Experiment Number | Genetic Algorithm Accuracy | Fuzzy Logic Accuracy | Experiment Number | Genetic Algorithm Accuracy | Fuzzy Logic Accuracy |
1 | 0.728512943 | 0.717598915 | 16 | 0.688949525 | 0.740791261 |
2 | 0.706684828 | 0.738062739 | 17 | 0.703956366 | 0.720327437 |
3 | 0.714870393 | 0.733969986 | 18 | 0.731241465 | 0.736698508 |
4 | 0.712141871 | 0.712141871 | 19 | 0.710777640 | 0.744884014 |
5 | 0.710777640 | 0.731241465 | 20 | 0.703956366 | 0.727148712 |
6 | 0.714870393 | 0.733969986 | 21 | 0.735334218 | 0.713506162 |
7 | 0.727148712 | 0.723055959 | 22 | 0.728512943 | 0.720327437 |
8 | 0.736698508 | 0.743519783 | 23 | 0.739427030 | 0.731241465 |
9 | 0.740791261 | 0.739427030 | 24 | 0.739427030 | 0.729877234 |
10 | 0.750341058 | 0.729877234 | 25 | 0.718963146 | 0.725784421 |
11 | 0.724420190 | 0.742155552 | 26 | 0.690313756 | 0.727148712 |
12 | 0.725784421 | 0.710777640 | 27 | 0.712141871 | 0.727148712 |
13 | 0.727148712 | 0.724420190 | 28 | 0.706684828 | 0.721691668 |
14 | 0.688949525 | 0.725784421 | 29 | 0.720327437 | 0.735334218 |
15 | 0.716234624 | 0.736698508 | 30 | 0.717598915 | 0.753069580 |
5.2.1. Box Plot for Multiclass Study Case
In the same way as the previous experiment, one box plot was made to observe the comparison of the values. Box plot for the multiclass study case can be observed on Fig. 4.

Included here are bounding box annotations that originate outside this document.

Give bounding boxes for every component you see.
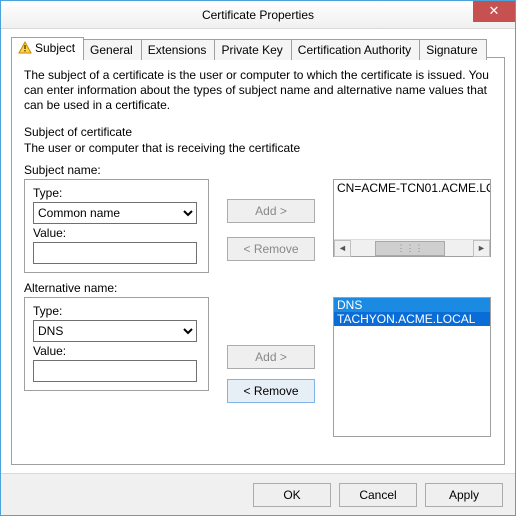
sn-value-label: Value:	[33, 226, 200, 240]
apply-button[interactable]: Apply	[425, 483, 503, 507]
alternative-name-heading: Alternative name:	[24, 281, 492, 295]
an-type-label: Type:	[33, 304, 200, 318]
an-value-label: Value:	[33, 344, 200, 358]
horizontal-scrollbar[interactable]: ◄ ⋮⋮⋮ ►	[334, 239, 490, 256]
tab-signature-label: Signature	[426, 43, 477, 57]
titlebar: Certificate Properties ✕	[1, 1, 515, 29]
an-value-input[interactable]	[33, 360, 197, 382]
subject-name-heading: Subject name:	[24, 163, 492, 177]
tab-cert-authority-label: Certification Authority	[298, 43, 411, 57]
scroll-right-arrow-icon[interactable]: ►	[473, 240, 490, 257]
section-title: Subject of certificate	[24, 125, 492, 139]
window-title: Certificate Properties	[1, 8, 515, 22]
alternative-name-group: Type: DNS Value:	[24, 297, 209, 391]
list-group-header[interactable]: DNS	[334, 298, 490, 312]
an-remove-button[interactable]: < Remove	[227, 379, 315, 403]
description-text: The subject of a certificate is the user…	[24, 68, 492, 113]
tab-strip: Subject General Extensions Private Key C…	[11, 37, 505, 58]
cancel-button[interactable]: Cancel	[339, 483, 417, 507]
subject-name-group: Type: Common name Value:	[24, 179, 209, 273]
tab-cert-authority[interactable]: Certification Authority	[291, 39, 420, 60]
close-button[interactable]: ✕	[473, 1, 515, 22]
tab-general-label: General	[90, 43, 133, 57]
sn-type-select[interactable]: Common name	[33, 202, 197, 224]
list-item[interactable]: TACHYON.ACME.LOCAL	[334, 312, 490, 326]
alternative-name-row: Type: DNS Value: Add > < Remove	[24, 297, 492, 437]
tab-general[interactable]: General	[83, 39, 142, 60]
sn-type-label: Type:	[33, 186, 200, 200]
sn-value-input[interactable]	[33, 242, 197, 264]
an-type-select[interactable]: DNS	[33, 320, 197, 342]
section-subtitle: The user or computer that is receiving t…	[24, 141, 492, 155]
scroll-thumb[interactable]: ⋮⋮⋮	[375, 241, 445, 256]
tab-subject[interactable]: Subject	[11, 37, 84, 58]
client-area: Subject General Extensions Private Key C…	[1, 29, 515, 473]
tab-panel-subject: The subject of a certificate is the user…	[11, 57, 505, 465]
ok-button[interactable]: OK	[253, 483, 331, 507]
list-item[interactable]: CN=ACME-TCN01.ACME.LOCAL	[334, 180, 490, 196]
sn-add-button[interactable]: Add >	[227, 199, 315, 223]
tab-extensions[interactable]: Extensions	[141, 39, 216, 60]
tab-private-key-label: Private Key	[221, 43, 282, 57]
scroll-left-arrow-icon[interactable]: ◄	[334, 240, 351, 257]
subject-name-row: Type: Common name Value: Add > < Remove	[24, 179, 492, 273]
an-add-button[interactable]: Add >	[227, 345, 315, 369]
scroll-track[interactable]: ⋮⋮⋮	[351, 240, 473, 257]
tab-subject-label: Subject	[35, 41, 75, 55]
subject-name-listbox[interactable]: CN=ACME-TCN01.ACME.LOCAL ◄ ⋮⋮⋮ ►	[333, 179, 491, 257]
warning-icon	[18, 41, 32, 55]
alternative-name-listbox[interactable]: DNS TACHYON.ACME.LOCAL	[333, 297, 491, 437]
dialog-footer: OK Cancel Apply	[1, 473, 515, 515]
tab-extensions-label: Extensions	[148, 43, 207, 57]
tab-signature[interactable]: Signature	[419, 39, 486, 60]
tab-private-key[interactable]: Private Key	[214, 39, 291, 60]
sn-remove-button[interactable]: < Remove	[227, 237, 315, 261]
dialog-window: Certificate Properties ✕ Subject General…	[0, 0, 516, 516]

5.1.2. Hypothesis Testing for Multiclass Study Case
Based on the results observed in Table 6, the hypothesis testing will be between mean accuracy and standard deviation obtained by the first experiment and the second one.
The experiment of this present work got a higher mean accuracy, so, our statement is that the experiment with the CNN model obtained by the fuzzy system inference offers a bigger mean accuracy than the offered by the experiment with the CNN model obtained by the hierarchical genetic algorithm for multiclass study case.

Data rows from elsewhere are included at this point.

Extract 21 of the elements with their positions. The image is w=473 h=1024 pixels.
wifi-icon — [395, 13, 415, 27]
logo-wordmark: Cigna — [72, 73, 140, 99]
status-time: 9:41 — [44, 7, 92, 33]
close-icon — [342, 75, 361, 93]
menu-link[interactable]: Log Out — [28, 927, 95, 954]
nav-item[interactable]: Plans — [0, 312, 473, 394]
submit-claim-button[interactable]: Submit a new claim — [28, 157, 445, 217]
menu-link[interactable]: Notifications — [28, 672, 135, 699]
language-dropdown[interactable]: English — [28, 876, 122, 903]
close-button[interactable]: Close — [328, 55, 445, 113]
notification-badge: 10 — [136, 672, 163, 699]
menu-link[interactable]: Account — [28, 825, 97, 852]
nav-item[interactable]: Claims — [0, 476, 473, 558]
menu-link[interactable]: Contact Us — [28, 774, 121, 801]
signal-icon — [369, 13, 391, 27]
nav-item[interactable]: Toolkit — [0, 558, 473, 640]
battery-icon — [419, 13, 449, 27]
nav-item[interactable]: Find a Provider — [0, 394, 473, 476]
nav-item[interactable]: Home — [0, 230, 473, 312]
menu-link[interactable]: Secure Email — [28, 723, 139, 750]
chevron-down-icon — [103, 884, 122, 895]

Using an Alpha value of 0.05, the critical value obtained must be more than 1.96 to reject the null hypothesis. The score of the statistic test is 3.1786, meaning that the null hypothesis is rejected and there is enough evidence to support the claim.
6 Conclusions
In this study, the focus was on employing a Mamdani Type 1 fuzzy inference system to determine the filter numbers based on the previous filter values and the obtained accuracy. Before implementing the proposed method, the mean accuracy and standard deviation of the base CNN model were calculated for comparative analysis. Subsequently, the proposed method was integrated into a pre-existing CNN model.

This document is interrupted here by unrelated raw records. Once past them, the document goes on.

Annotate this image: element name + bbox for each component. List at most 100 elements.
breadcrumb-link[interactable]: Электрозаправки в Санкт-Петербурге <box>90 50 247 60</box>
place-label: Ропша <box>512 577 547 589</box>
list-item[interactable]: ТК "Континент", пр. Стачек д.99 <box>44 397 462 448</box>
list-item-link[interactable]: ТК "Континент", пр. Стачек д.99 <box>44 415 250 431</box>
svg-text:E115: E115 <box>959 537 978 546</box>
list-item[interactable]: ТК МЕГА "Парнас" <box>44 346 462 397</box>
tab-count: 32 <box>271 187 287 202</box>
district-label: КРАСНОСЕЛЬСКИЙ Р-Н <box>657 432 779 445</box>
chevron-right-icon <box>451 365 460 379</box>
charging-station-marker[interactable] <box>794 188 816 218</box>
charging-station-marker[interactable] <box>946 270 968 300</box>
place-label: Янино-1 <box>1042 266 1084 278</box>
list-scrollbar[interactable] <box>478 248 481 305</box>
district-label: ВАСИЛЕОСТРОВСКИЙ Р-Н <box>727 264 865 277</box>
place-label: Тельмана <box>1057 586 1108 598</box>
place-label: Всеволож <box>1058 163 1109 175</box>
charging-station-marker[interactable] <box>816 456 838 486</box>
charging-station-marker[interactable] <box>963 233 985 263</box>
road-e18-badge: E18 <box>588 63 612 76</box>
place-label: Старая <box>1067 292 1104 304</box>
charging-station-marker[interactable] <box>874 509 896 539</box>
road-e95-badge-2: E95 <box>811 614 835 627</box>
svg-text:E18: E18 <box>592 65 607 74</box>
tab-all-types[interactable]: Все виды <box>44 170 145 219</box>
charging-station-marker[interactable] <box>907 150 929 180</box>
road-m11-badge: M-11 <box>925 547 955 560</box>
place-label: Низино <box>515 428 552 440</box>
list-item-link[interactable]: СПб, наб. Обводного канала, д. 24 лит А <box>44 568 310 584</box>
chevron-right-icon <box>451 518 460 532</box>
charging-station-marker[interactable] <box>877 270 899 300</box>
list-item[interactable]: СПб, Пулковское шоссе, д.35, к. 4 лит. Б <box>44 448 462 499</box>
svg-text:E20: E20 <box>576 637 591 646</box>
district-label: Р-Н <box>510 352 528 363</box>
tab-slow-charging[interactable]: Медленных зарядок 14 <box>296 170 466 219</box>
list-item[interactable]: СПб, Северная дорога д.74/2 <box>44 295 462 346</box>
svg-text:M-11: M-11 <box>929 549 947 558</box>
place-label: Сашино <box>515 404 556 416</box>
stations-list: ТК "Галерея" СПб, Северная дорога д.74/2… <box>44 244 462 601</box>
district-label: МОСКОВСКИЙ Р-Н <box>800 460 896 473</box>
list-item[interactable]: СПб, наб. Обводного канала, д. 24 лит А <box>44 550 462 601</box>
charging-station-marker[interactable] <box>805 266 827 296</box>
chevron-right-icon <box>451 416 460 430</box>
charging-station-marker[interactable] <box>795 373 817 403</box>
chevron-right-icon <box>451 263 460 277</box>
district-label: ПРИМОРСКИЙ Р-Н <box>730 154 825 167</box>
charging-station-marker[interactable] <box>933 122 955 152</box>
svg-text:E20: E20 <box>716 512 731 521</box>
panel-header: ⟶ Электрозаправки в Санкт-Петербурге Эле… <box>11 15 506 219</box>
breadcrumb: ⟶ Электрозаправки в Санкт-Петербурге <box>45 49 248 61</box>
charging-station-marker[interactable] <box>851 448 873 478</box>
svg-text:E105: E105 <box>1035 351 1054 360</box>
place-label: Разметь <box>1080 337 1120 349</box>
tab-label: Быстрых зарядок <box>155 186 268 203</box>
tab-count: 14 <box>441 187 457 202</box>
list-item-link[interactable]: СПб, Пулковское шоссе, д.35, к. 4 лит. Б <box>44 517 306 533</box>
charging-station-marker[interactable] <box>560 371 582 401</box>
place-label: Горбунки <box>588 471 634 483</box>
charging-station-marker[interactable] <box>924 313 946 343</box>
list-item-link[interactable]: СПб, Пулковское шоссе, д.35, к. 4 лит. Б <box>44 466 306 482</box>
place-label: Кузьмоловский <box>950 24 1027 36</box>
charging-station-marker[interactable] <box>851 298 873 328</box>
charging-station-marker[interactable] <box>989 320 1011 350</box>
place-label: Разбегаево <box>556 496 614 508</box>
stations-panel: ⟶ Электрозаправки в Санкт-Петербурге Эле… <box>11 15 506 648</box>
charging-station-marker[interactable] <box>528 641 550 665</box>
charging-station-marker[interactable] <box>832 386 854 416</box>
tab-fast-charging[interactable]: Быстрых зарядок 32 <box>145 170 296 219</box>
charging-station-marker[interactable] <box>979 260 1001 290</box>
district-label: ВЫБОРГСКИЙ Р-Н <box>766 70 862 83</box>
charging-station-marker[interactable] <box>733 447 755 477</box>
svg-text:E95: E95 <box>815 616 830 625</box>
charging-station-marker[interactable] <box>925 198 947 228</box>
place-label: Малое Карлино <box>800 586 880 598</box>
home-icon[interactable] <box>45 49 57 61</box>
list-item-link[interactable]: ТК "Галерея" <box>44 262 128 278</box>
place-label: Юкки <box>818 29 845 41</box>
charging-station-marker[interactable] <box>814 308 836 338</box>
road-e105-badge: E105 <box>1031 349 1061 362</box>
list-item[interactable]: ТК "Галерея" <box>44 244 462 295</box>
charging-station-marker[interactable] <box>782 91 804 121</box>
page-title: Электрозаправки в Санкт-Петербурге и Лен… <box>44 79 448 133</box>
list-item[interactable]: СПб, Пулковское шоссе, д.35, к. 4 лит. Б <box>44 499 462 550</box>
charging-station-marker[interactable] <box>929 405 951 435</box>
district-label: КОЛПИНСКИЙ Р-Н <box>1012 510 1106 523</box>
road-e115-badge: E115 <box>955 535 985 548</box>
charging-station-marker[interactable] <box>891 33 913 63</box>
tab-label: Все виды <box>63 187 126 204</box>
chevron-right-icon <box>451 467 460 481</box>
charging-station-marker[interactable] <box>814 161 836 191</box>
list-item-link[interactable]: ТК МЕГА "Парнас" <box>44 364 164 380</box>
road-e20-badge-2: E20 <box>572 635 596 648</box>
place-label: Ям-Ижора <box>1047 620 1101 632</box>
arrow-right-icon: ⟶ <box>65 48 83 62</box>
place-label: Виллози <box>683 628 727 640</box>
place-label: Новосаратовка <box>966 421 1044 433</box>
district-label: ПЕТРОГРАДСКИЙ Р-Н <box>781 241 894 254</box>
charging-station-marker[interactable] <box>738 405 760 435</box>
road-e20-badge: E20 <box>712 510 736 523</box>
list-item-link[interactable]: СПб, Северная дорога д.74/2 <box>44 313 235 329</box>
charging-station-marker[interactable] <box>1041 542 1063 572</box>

After the generation of the new CNN model, the FIS was used iteratively to refine the CNN model, obtaining the best CNN model, mean precision, and standard deviation. There is room for improvement in the construction of the FIS such as the number of variables, rules and membership functions, so as future work the current work can be taken and implemented the respective improvements and seek a higher average precision with a reduced standard deviation.
Finally, APTOS 2019 serves as a valuable database in addressing real-world problems, yet it is not the exclusive dataset where the proposed method could find application. As future work, we plan to consider different metaheuristics for optimizing the method, as in [43-48]. Also, elevate the use of fuzzy logic to type-2, like it is done in several recent works [49-54].